Rabat consistently surprises visitors who arrive expecting a purely administrative capital. The Hassan Tower — an unfinished twelfth-century minaret surrounded by a field of ancient columns — carries a particular, melancholy grandeur. The Kasbah of the Oudayas, perched above the mouth of the Bou Regreg river, has blue-and-white alleyways as beautiful as anything in Chefchaouen and views over the water that reward a long, slow wander. A comfortable overnight in the capital before the imperial circuit begins in earnest.
Day 2: Rabat – Meknes – Volubilis – Fez
The morning begins with more time in Rabat — specifically the Mausoleum of Mohammed V, whose gleaming white marble exterior and elaborately decorated interior represent traditional Moroccan craftsmanship at its finest, and whose position alongside the Hassan Tower makes it one of the most visited and genuinely moving sites in the country.
From Rabat, the road heads inland to Meknes — and the city announces itself immediately with the Bab Mansour gate, one of the most ornate and imposing gateways in all of North Africa. The royal palaces, the vast Sahrij Souani reservoir built to supply the imperial city, and the mausoleum of Sultan Moulay Ismail all hint at a project of extraordinary ambition — a sultan who looked at Versailles and decided Morocco could do the same, and very nearly succeeded. Volubilis follows, where Rome’s most remote Moroccan outpost left behind mosaics of astonishing preservation, a triumphal arch that still frames open Moroccan sky, and the foundations of temples and noble houses spread across a hilltop that the empire once considered worth holding at the very edge of its known world. The hilltop town of Moulay Idriss Zerhoun provides a final, spiritually resonant stop before the road carries you into Fes as evening settles.
Day 3: Fez Guided Tour
A full day in Fes, guided by someone who knows it deeply, and every hour earns its place. The UNESCO-listed medina of Fes el-Bali is the largest car-free medieval city in the world — a living labyrinth of over nine thousand alleyways in which twelve centuries of craft tradition, religious scholarship, commercial life, and extraordinary architecture exist simultaneously and in a state of remarkable continuity.
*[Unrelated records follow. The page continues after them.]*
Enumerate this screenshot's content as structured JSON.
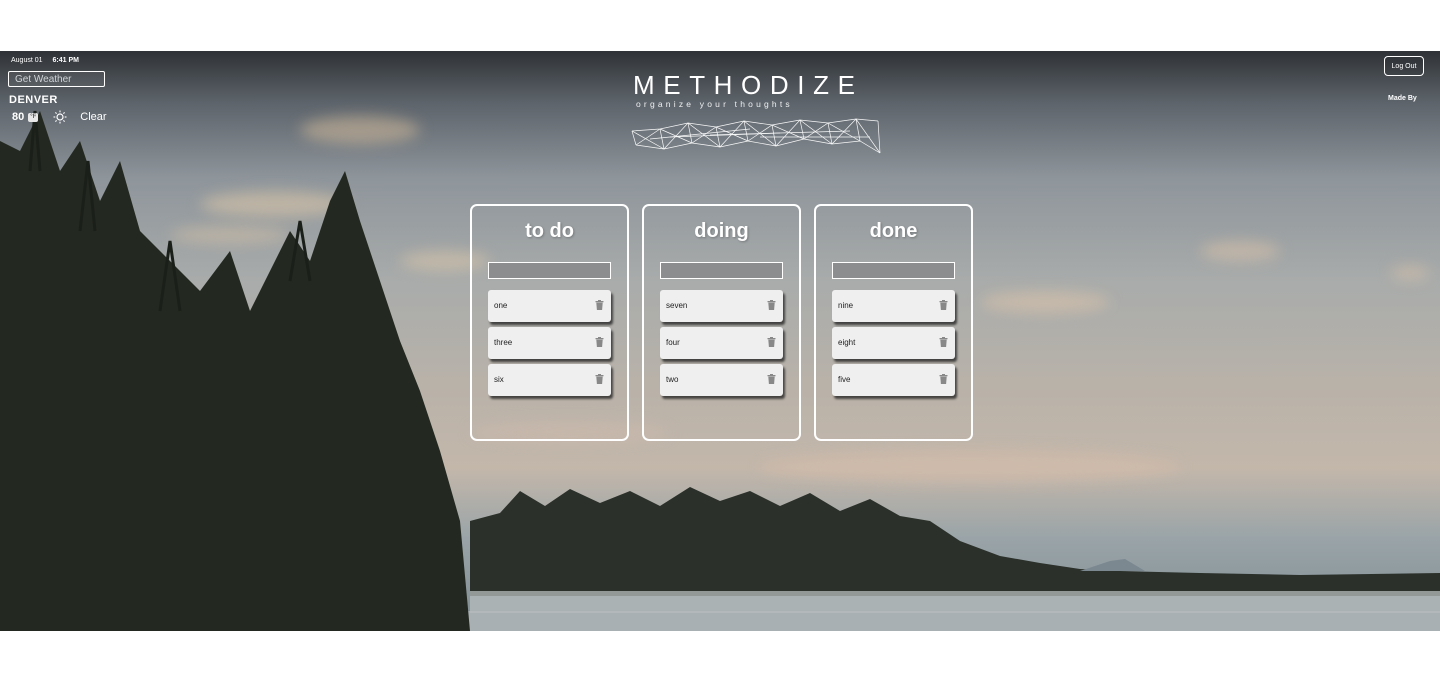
{
  "header": {
    "date": "August 01",
    "time": "6:41 PM",
    "logout_label": "Log Out",
    "made_by": "Made By"
  },
  "weather": {
    "placeholder": "Get Weather",
    "city": "DENVER",
    "temp": "80",
    "unit": "°F",
    "condition_icon": "sun-icon",
    "condition": "Clear"
  },
  "brand": {
    "title": "METHODIZE",
    "tagline": "organize your thoughts"
  },
  "board": {
    "columns": [
      {
        "title": "to do",
        "items": [
          "one",
          "three",
          "six"
        ]
      },
      {
        "title": "doing",
        "items": [
          "seven",
          "four",
          "two"
        ]
      },
      {
        "title": "done",
        "items": [
          "nine",
          "eight",
          "five"
        ]
      }
    ]
  },
  "colors": {
    "card_bg": "#efefef",
    "column_border": "#ffffff",
    "input_bg": "#8b8d8f"
  }
}
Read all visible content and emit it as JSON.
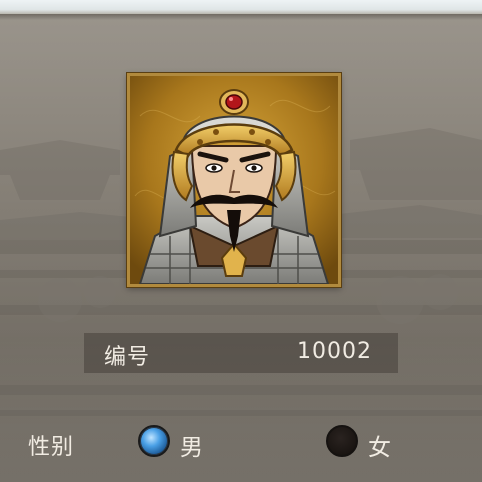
{
  "profile": {
    "id_label": "编号",
    "id_value": "10002"
  },
  "gender": {
    "label": "性别",
    "options": [
      {
        "label": "男",
        "selected": true
      },
      {
        "label": "女",
        "selected": false
      }
    ]
  },
  "colors": {
    "frame_gold": "#b18a3d",
    "radio_selected_blue": "#4aa0e6",
    "text_light": "#f1ece3"
  },
  "icons": {
    "portrait": "general-portrait-icon"
  }
}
The day moves through the Al-Quaraouiyine Mosque and University — the oldest continuously operating university on earth — and the elaborately decorated madrasas of Bou Inania and Attarine, whose carved plaster and painted cedar ceilings represent centuries of accumulated decorative skill at its absolute peak. The Nejjarine Fountain and its surrounding woodworking souk. The Jewish quarter and the exterior of the Royal Palace, its massive brass gates polished to a gold that catches the light from a considerable distance. And the tanneries — where the smell arrives before the sight, and the view from the surrounding balconies looking down over the stone vats of color where leather has been worked for generations is one of the most iconic images in all of travel photography, and as powerful in person as any photograph has ever managed to suggest. The day ends with panoramic views over the medina and a wander through the lively streets as the evening begins.
Day 4: Fez – Ifrane – Middle Atlas – Merzouga Desert
Departing Fes, the road heads southeast and the transformation is almost immediate — the dense, layered urban world of the medina giving way to the open mountain country of the Middle Atlas. Ifrane arrives first, its immaculate European-style streets and clean alpine architecture providing a genuinely charming and slightly surreal pause — Morocco’s self-styled Switzerland, and a pleasant stop for coffee before the cedar forests take over.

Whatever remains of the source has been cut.